The FDA might be vague about its investigation, but I can be more specific: the teething products contain poison. Specifically, Hyland’s teething products contain atropa belladonna, better known as deadly nightshade.
Deadly nightshade is one of the most famous poisons in human history. Back in ancient times, the Romans used it as a poison, including for poison-tipped arrows. Supposedly the wives of Augustus and Claudius used it to murder their enemies. It’s extremely toxic, to the point that a berry or two is enough to kill a child, and a single leaf can kill an adult.
Hyland’s of course disputes there’s any risk in using their teething tablets and gels, and on their website they responded to the FDA with a statement that said “The amount of Belladonna used in Hyland’s Baby Teething Tablets is miniscule. There’s two trillionths of a milligram in a tablet.” (We’ll put aside for the moment the obvious questions about why belladonna is in the product at all, and why Hyland’s would expect it to have any useful effect on a teething infant in those amounts.)
That’s probably what the amount of belladonna that they intend to put in the tablets, but when it comes to manufacturing, there’s a big difference between how a company intends to make its product and how the products actually come out. In product liability law, we call this a “manufacturing defect.”

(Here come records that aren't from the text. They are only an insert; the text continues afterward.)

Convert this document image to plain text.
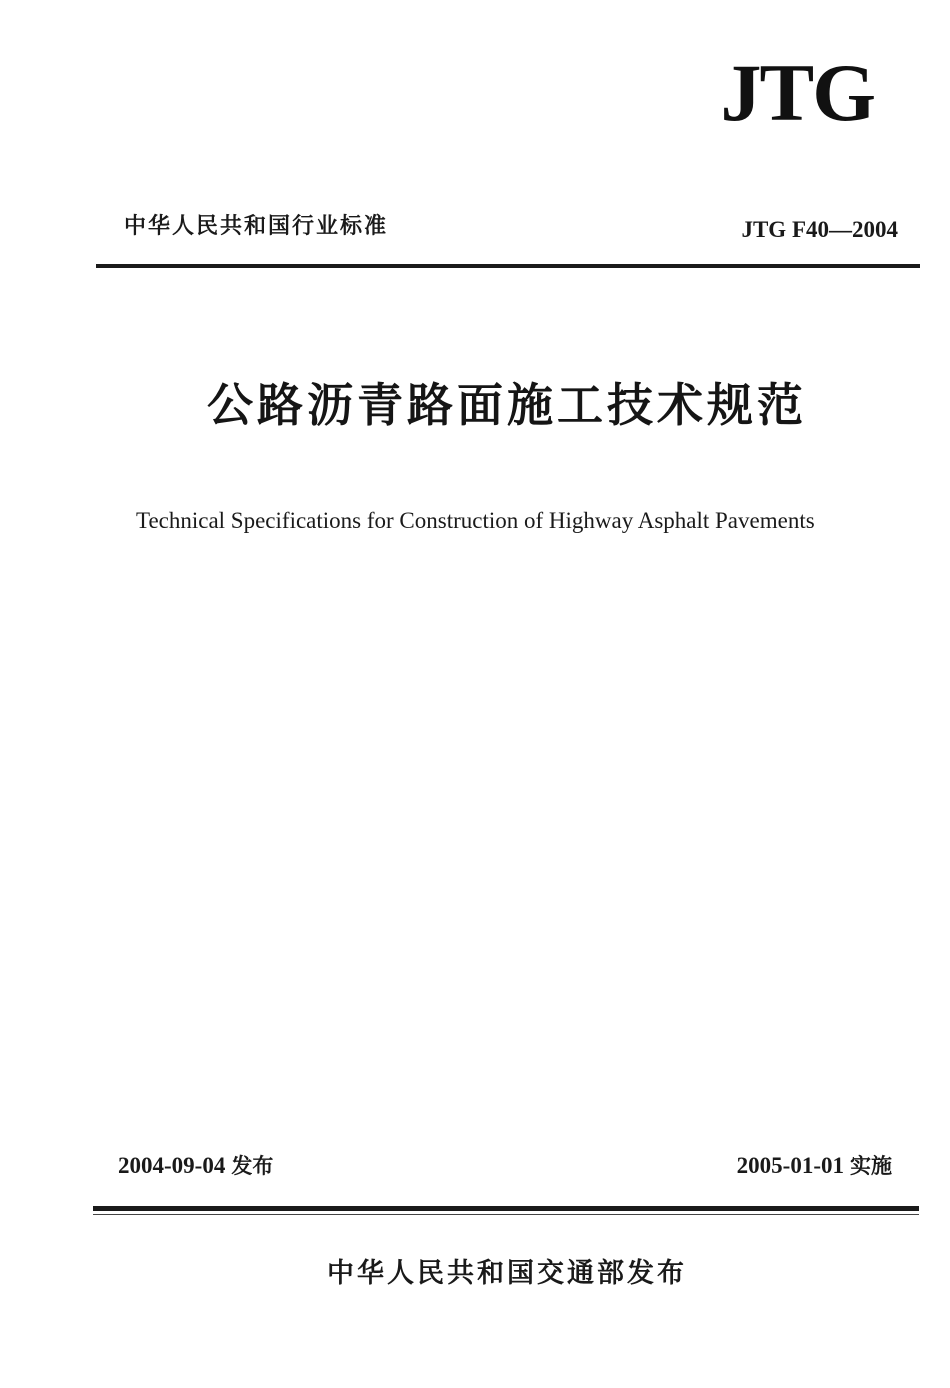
JTG
中华人民共和国行业标准	JTG F40—2004
公路沥青路面施工技术规范
Technical Specifications for Construction of Highway Asphalt Pavements
2004-09-04 发布	2005-01-01 实施
中华人民共和国交通部发布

Manufacturing defects in consumer drugs are far more common than most people realize. Just this week, for example, the FDA withdrew two generic versions of the ADHD drug Concerta, because they didn’t release the active chemical in the same way as the brand-name drug. The FDA releases letters from its Office of Manufacturing Quality and, as you can see, they’re quite busy, issuing several a month.
Indeed, back in 2010, the FDA issued a warning about and recall of Hyland’s teething tablets, saying,
Hyland’s Teething Tablets are manufactured to contain a small amount of belladonna, a substance that can cause serious harm at larger doses. For such a product, it is important that the amount of belladonna be carefully controlled. FDA laboratory analysis, however, has found that Hyland’s Teething Tablets contain inconsistent amounts of belladonna. In addition, the FDA has received reports of serious adverse events in children taking this product that are consistent with belladonna toxicity. The FDA has also received reports of children who consumed more tablets than recommended, because the containers do not have child resistant caps.
It’s not too much of a leap to wonder if the same thing happened again. Maybe Hyland’s will eventually be vindicated, but we won’t know until samples are tested, and until the lawsuits proceed.
If your child used a Hyland’s teething tablet or gel and suffered an injury, you should discuss your case with a product liability lawyer. Importantly, do not dispose of the tablets you have, and instead keep them somewhere safe where children can’t get them. They may end up being evidence down the line.